* a2 Milk forecasts FY18 revenues of NZ$900-920 mln
* a2 shares dive 20 pct to 3-month low, Synlait shares drop 5 pct
* Disappoints investor expectations- fund manager (Adds company comment, updates market reaction)
By Charlotte Greenfield
WELLINGTON, May 16 (Reuters) - New Zealand dairy firm a2 Milk Company Ltd dashed market expectations on Wednesday with a forecast for annual revenue growth of more than 63 percent, sending its shares to a three-month low.
a2, which relies heavily on sales to China, said it expected revenue for the 2018 financial year of NZ$900 million ($617.4 million) to NZ$920 million, compared with NZ$549.5 million the previous year.
The firm released the forecast after noticing that some analysts expected revenue as high as NZ$950 million, spokesman Barry Akers said.
The stock dropped 20 percent to a three-month low shortly after the market opened, before recovering slightly to NZ$11.48. Shares in Synlait Milk, which has a supply arrangement with a2, dropped 5 percent to NZ$10.22.
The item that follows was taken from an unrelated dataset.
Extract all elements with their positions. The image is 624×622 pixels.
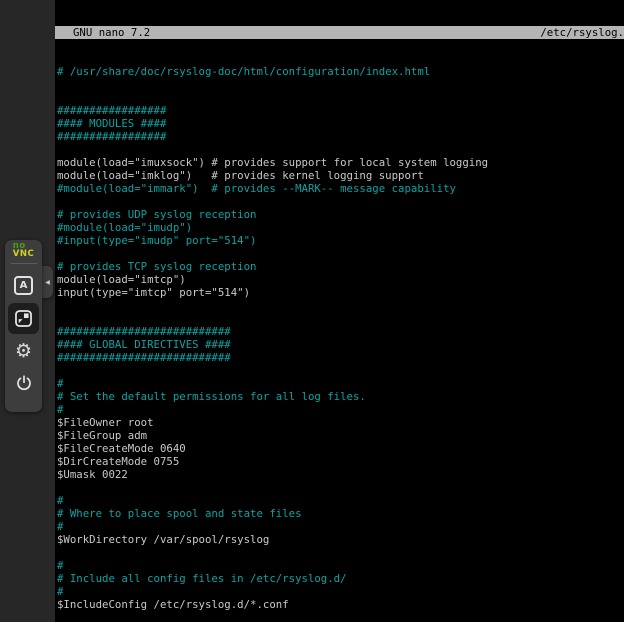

“Everyone’s been too optimistic, the stock has been over-hyped and people expect upgrades constantly and clearly this is not an upgrade,” said Mark Brown, chief investment officer at Devon Funds Management, which owns a2 shares. The drop in a2 shares also weighed on New Zealand’s benchmark S&P/NZX 50 index, which fell as much as 2.3 percent to an almost two-week trough, before paring some of its losses to trade down 1.3 percent.
a2’s revenues more than tripled in the three years to June 2017 as its infant formula was embraced by Chinese parents, driving its shares up more than 600 percent since the start of 2016.
However, the company said on Wednesday that higher marketing costs and slower sales were starting to drag.
It expects to spend about NZ$82 million to NZ$87 million on marketing for the full year, including a video billboard campaign in Hong Kong and increasing its presence in Chinese stores with “Push Girls”, or sales assistants that work on behalf of a brand.
The forecast revenue also reflected the impact of seasonal sales in China, which are weighted towards the first half of the financial year.
“It’s a disappointment with respect to their sales as well,” Brown said, noting that export data tracked by Devon Funds suggested direct sales to China had slowed compared to the end of 2017.